Yes - as long as you *begin your trip prior to the blackout period*, you can continue to connect to other trains (on that specific trip) during the blackout period.

Example - you are going from SEA to NYP 2 days before the blackout period, staying in NY for 3 days and then want to go NYP-LAX, but within the blackout period. You can travel all the way to NYP - even though you will be traveling within the blackout period - since you began this trip before the period began. But you could not start the NYP-LAX segment, because you would be starting within the blackout period.

You just *can not begin travel during the blackout period*.


----------



## sechs (Oct 1, 2008)

Reviving this thread to provide my recent experience.

Tried to book a reward which would require a change of train on a blacked-out day and was shot down. Talked to a supervisor who, after much laboring, read the terms and conditions and found no prohibition on this, as long as travel originated on a non-black-out day. She said that, irrelevant, the computer system would not let anyone book the trip and that "it had always been this way."


----------



## darien-l (Oct 2, 2008)

Had a similar experience two days ago. Was told "you have to be on your final train at midnight before the blackout date, otherwise the computer won't allow the booking."


----------



## the_traveler (Oct 2, 2008)

darien-l said:


> Had a similar experience two days ago.
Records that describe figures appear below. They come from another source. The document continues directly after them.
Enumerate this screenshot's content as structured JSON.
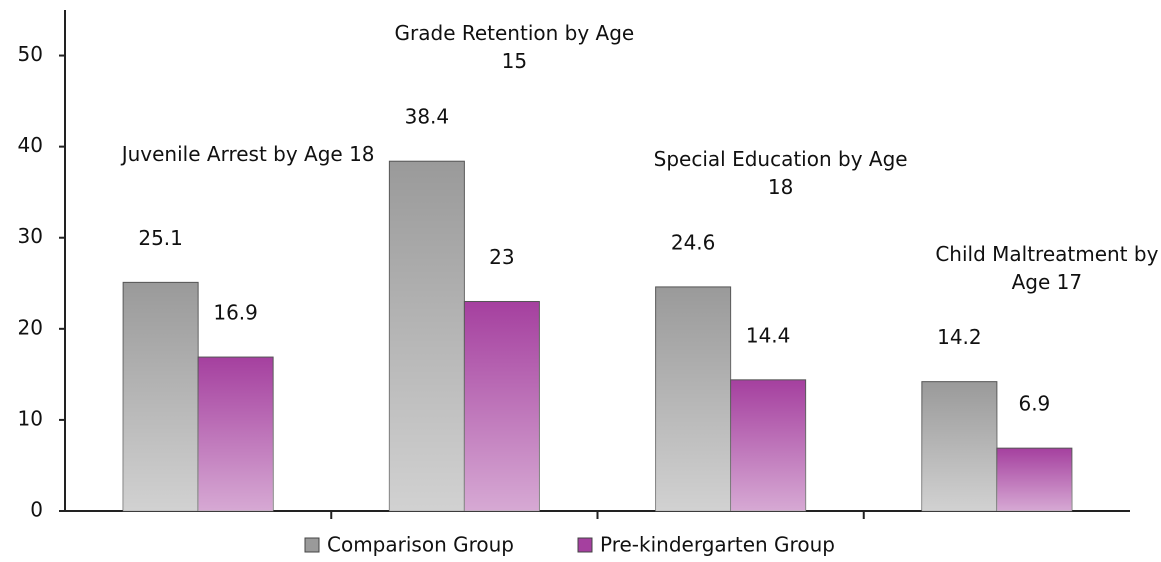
{
  "chart_data": {
    "type": "bar",
    "categories": [
      "Juvenile Arrest by Age 18",
      "Grade Retention by Age 15",
      "Special Education by Age 18",
      "Child Maltreatment by Age 17"
    ],
    "series": [
      {
        "name": "Comparison Group",
        "color": "#9a9a9a",
        "values": [
          25.1,
          38.4,
          24.6,
          14.2
        ]
      },
      {
        "name": "Pre-kindergarten Group",
        "color": "#a5409f",
        "values": [
          16.9,
          23,
          14.4,
          6.9
        ]
      }
    ],
    "ylim": [
      0,
      55
    ],
    "yticks": [
      0,
      10,
      20,
      30,
      40,
      50
    ],
    "legend": "bottom"
  }
}
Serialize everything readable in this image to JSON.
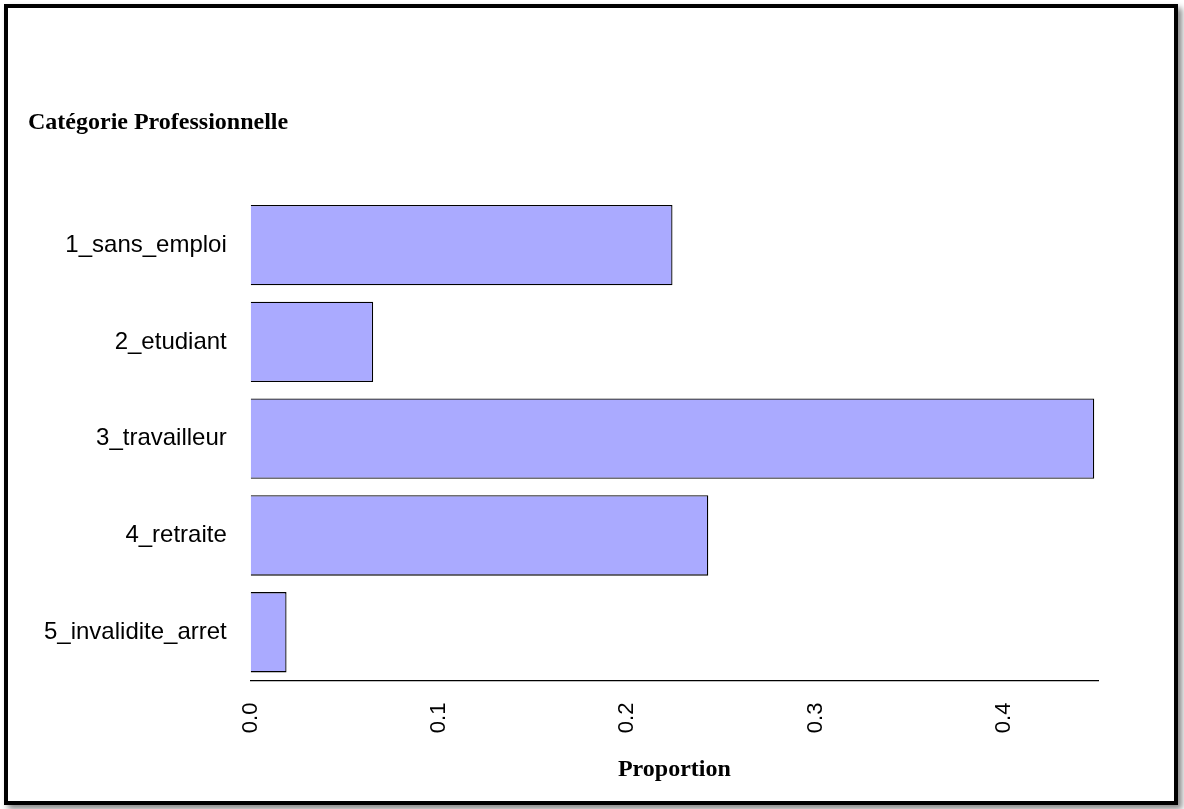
{
  "chart_data": {
    "type": "bar",
    "orientation": "horizontal",
    "title": "Catégorie Professionnelle",
    "xlabel": "Proportion",
    "categories": [
      "1_sans_emploi",
      "2_etudiant",
      "3_travailleur",
      "4_retraite",
      "5_invalidite_arret"
    ],
    "values": [
      0.224,
      0.065,
      0.448,
      0.243,
      0.019
    ],
    "color": "#aaaaff",
    "xlim": [
      0,
      0.45
    ],
    "xticks": [
      {
        "value": 0,
        "label": "0.0"
      },
      0.1,
      0.2,
      0.3,
      0.4
    ],
    "grid": false,
    "legend": false
  }
}
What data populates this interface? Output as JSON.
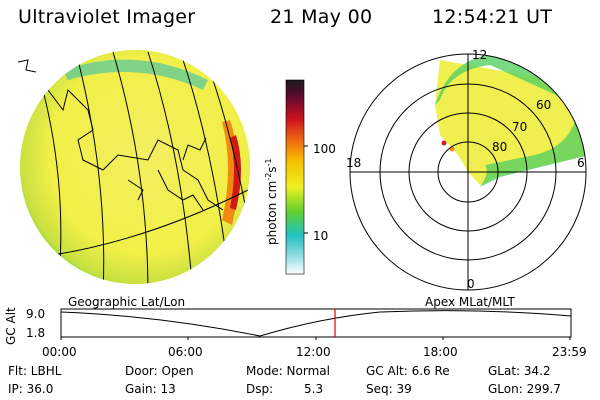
{
  "header": {
    "title": "Ultraviolet Imager",
    "date": "21 May 00",
    "time": "12:54:21 UT"
  },
  "colorbar": {
    "label": "photon cm",
    "label_sup": "-2",
    "label_s": "s",
    "label_sup2": "-1",
    "ticks": [
      "100",
      "10"
    ],
    "colors": {
      "top": "#1a1a1a",
      "red": "#cc1020",
      "orange": "#f5a800",
      "yellow": "#f0f020",
      "green": "#60d030",
      "cyan": "#20c0c0",
      "white": "#ffffff"
    }
  },
  "polar": {
    "lat_labels": [
      "80",
      "70",
      "60"
    ],
    "mlt_labels": [
      "12",
      "18",
      "6",
      "0"
    ]
  },
  "orbit": {
    "ylabel": "GC Alt",
    "y_ticks": [
      "9.0",
      "1.8"
    ],
    "left_title": "Geographic Lat/Lon",
    "right_title": "Apex MLat/MLT",
    "x_ticks": [
      "00:00",
      "06:00",
      "12:00",
      "18:00",
      "23:59"
    ],
    "current_marker_color": "#e00000"
  },
  "info": {
    "flt": "Flt: LBHL",
    "ip": "IP: 36.0",
    "door": "Door: Open",
    "gain": "Gain: 13",
    "mode": "Mode: Normal",
    "dsp_label": "Dsp:",
    "dsp_value": "5.3",
    "gcalt": "GC Alt: 6.6 Re",
    "seq": "Seq: 39",
    "glat": "GLat: 34.2",
    "glon": "GLon: 299.7"
  }
}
Was told "you have to be on your final train at midnight before the blackout date, otherwise the computer won't allow the booking."


That doesn't make sense! :unsure:

I'm just picking a day at random. Say Oct 27 is blacked out. You travel from NYP-EUG, starting from NYP on Oct 24. You travel NYP-CHI on 10/24, CHI-PDX on 10/25 and PDX-EUG on 10/27. Because you can not board your final train before 10/27, you can not travel? :huh: (Even though you began 3 days before the blackout?  )


----------



## darien-l (Oct 2, 2008)

the_traveler said:


> darien-l said:
> 
> 
> > Had a similar experience two days ago. Was told "you have to be on your final train at midnight before the blackout date, otherwise the computer won't allow the booking."
> ...


Well, you can travel, you would just have to pay for PDX-EUG out of pocket. This rule actually does make sense; without it, the whole blackout date system is wide open for abuse. Say I want to travel SAC-DEN on December 20, a blackout date. So I'd book some convoluted itinerary within one zone like this:

27 Empire Builder

Wolf Point, MT (WPT) 11:41 am 18-DEC-08

Portland, OR (PDX) 10:10 am 19-DEC-08

11 Coast Starlight

Portland, OR (PDX) 2:25 pm 19-DEC-08

Sacramento, CA (SAC) 6:15 am 20-DEC-08

6 California Zephyr

Sacramento, CA (SAC) 10:54 am 20-DEC-08

Denver, CO (DEN)

7:43 pm 21-DEC-08

and then simply throw away the tickets I don't need. I can certainly see why Amtrak wouldn't want that happening.


----------



## sechs (Oct 3, 2008)

It doesn't matter what their intention was. The terms and conditions do not disallow changing trains on a blacked-out date as long as travel originates on a non-blacked-out date. It's very clear.

I was given the generic AGR address to write a letter, which is largely equivalent to a black hole. Who should I write at Amtrak about this?


----------